By using the DMS library from PjDHFR to conduct competition assays in MTX at two different concentrations, we were able to measure different ranges of effect on resistance. Using higher selection pressure, such as IC90, allowed mutations that caused higher-resistance mutations to be more enriched in-regards-to wild-type-like mutations and showed a broader range of effect for highly resistant mutations. At a weaker concentration (IC75), mutations that performed worse than wild-type were more easily identifiable than at IC90, which is indicative of either mutants less resistant than the wild-type, or non-functional enzymes. Finally, by conducting the experiment in the absence of MTX selection, we were able to assess the absence of dominant negative effect, as well as to identify the presence of gene dosage toxicity through the effects of nonsense mutations. Combining the results of both datasets in the presence of MTX also helped identify mutants with inconsistent effects and guided the subsequent validation work. Validations in strain FDR0001 allowed to show a correlation between measured growth rates and scores with validations and high-throughput screening in strain IGA130 and highlighted the robustness of the system.

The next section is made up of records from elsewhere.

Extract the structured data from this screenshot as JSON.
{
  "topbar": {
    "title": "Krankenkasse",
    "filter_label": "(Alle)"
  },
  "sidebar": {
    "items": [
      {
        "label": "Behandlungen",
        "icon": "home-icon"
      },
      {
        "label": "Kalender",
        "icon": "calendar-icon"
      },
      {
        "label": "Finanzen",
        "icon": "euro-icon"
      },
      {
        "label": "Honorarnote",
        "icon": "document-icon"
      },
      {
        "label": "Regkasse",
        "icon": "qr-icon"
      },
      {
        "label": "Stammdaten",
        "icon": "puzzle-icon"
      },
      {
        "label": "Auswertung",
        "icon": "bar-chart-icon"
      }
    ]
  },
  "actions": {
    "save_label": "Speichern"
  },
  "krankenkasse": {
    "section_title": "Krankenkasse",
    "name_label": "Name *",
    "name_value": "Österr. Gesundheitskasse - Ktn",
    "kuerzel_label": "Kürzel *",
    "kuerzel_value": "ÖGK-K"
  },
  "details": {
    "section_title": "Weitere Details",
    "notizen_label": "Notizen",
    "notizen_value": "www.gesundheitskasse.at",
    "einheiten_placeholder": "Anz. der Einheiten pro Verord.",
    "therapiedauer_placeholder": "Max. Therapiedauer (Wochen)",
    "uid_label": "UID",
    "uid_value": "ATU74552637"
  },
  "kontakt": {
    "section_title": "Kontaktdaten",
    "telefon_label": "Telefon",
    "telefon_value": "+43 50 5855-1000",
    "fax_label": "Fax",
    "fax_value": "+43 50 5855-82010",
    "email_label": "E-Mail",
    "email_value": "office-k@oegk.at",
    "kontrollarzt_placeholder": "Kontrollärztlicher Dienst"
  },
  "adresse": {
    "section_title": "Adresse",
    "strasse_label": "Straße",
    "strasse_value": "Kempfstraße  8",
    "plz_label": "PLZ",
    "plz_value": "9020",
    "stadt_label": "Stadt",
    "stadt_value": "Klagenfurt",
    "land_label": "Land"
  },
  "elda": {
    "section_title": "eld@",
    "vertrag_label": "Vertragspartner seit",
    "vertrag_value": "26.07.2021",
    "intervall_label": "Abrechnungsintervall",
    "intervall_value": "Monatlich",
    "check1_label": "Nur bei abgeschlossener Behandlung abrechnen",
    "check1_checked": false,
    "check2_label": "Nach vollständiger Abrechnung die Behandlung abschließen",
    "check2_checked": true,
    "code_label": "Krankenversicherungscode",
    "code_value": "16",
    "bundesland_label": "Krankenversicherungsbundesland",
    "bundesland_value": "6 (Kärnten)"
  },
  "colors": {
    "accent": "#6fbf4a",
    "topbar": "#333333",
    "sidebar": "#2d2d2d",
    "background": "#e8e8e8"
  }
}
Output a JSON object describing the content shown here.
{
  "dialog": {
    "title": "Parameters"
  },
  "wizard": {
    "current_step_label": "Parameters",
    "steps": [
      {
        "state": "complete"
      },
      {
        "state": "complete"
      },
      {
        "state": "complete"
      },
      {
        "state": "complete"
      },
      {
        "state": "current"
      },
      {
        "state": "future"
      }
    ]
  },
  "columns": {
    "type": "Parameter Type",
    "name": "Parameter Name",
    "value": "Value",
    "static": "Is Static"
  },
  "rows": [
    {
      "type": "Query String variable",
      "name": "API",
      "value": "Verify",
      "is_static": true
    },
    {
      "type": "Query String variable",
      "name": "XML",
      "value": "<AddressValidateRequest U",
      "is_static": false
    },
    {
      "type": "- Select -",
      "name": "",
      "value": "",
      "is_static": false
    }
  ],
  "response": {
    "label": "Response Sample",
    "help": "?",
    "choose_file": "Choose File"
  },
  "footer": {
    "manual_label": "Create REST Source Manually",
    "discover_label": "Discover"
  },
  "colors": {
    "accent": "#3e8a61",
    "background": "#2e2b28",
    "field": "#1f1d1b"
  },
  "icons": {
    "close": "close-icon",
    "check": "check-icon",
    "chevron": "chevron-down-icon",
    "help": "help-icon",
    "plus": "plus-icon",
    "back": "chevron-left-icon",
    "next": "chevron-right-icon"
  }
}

Resistance to methotrexate occurs through different mechanisms

Most mutations that confer resistance to MTX were within the substrate or cofactor binding pocket, and most often, several different amino acid substitutions allowed for resistance at a given position. In the case of M33, shorter chain, hydrophobic amino acids (wild-type-like) were the substitutions that caused the lowest levels of resistance, implying that changes in local amino acid properties are key for resistance, instead of the specific amino acid present at this position. While M33 is in direct contact with MTX, F199 is not, but both displayed this pattern of “property-based” resistance. Other positions where resistance was observed, such as I10, displayed no such clear pattern. While protein abundance measurements showed no clear correlation with resistance in this study, increase in protein stability has been well documented as an antifolate resistance mechanism, and at least two of the tested resistant mutants showed increase in protein abundance [77]. This implies that several mutational pathways are available for evolution towards resistance to MTX, and possibly other antifolates. This raises major concern about the future of resistance to antifolates in P. jirovecii. However, as MTX is not used to treat P. jirovecii infections in clinical settings, and because of the conflicting reports of the effects of MTX on the evolution TMP resistance and on P. jirovecii infection, it is important to be critical about the nature of these results. We believe, however, that this is a step in the right direction, and that this data will help future studies focusing on more clinically relevant antifolates.

Structural analysis and binding affinity modeling of the observed fitness effects allowed us to identify putatively allosteric mechanisms that cause resistance to MTX, which is supported by a previous study into the allosteric regulation of DHFR. These results hint at more complex internal protein dynamics for function and resistance within DHFRs than previously estimated [67,78,85].